In the biomedical field, the polymers provide temporary support for tissue regeneration or therapeutic delivery, thereby preventing long-term complications associated with permanent implants. In this context, polylactic acid (PLA) and poly(ε-caprolactone) (PCL) are among the most extensively studied biopolymers in tissue engineering, and controlled drug delivery systems because of their suitability for biomedical applications, and versatility in fabrication processes [19]. Although PLA and PCL share certain advantages, their fundamental structural characteristics differ markedly. PLA is more brittle and rigid, yet it degrades much faster and exhibits higher tensile strength; therefore, it is favoured in applications that require rapid resorption or short-term mechanical support [19]. PCL, on the other hand, is a semi-crystalline aliphatic polyester characterized by high elasticity, and an exceptionally slow rate of hydrolytic degradation [20]. Blending these polymers to form PLA/PCL mixtures brings together the advantages of both materials and enables the creation of matrices optimized for mechanical strength, biodegradability, and biocompatibility, particularly for nanofibrous structures [21].
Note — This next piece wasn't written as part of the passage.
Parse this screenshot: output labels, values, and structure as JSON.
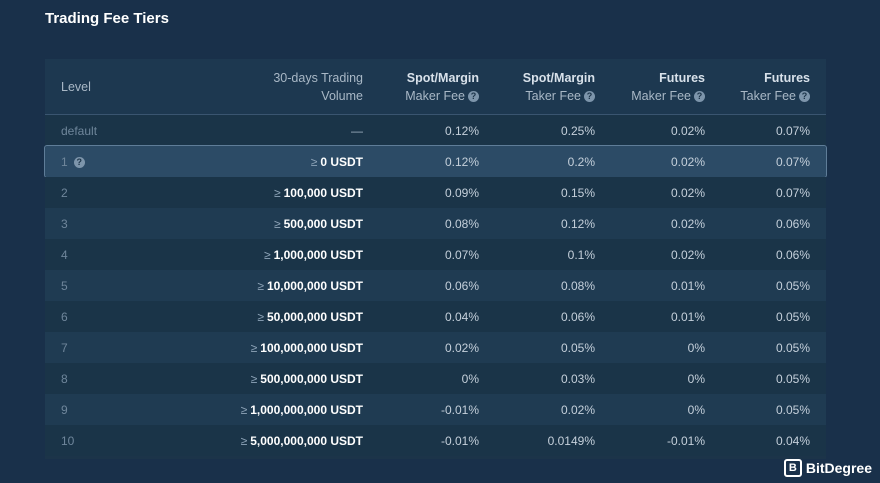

This study aims to develop anti-biofilm nanofibers fabricated via electrospinning from a PLA/PCL polymer matrix co-loaded with caffeic acid (CA) and gentamicin (GEN), as schematically summarized in Fig. 1. In this study, we present a nanofiber wound dressing platform that delivers GEN and CA together, aiming to achieve dual therapeutic function. GEN provides localized antibacterial activity, while CA offers antioxidant and anti-inflammatory effects supporting tissue regeneration. To our knowledge, this is the first systematic study investigating the incorporation of these two agents combined within a single nanofiber matrix for wound dressing applications. The combined delivery of GEN and CA, as well as their separate delivery to the nanofiber layers, contributed to the comparison of the dual therapeutic efficacy. This multifunctional approach distinguishes the present study from previous ones and highlights its potential for improved wound care.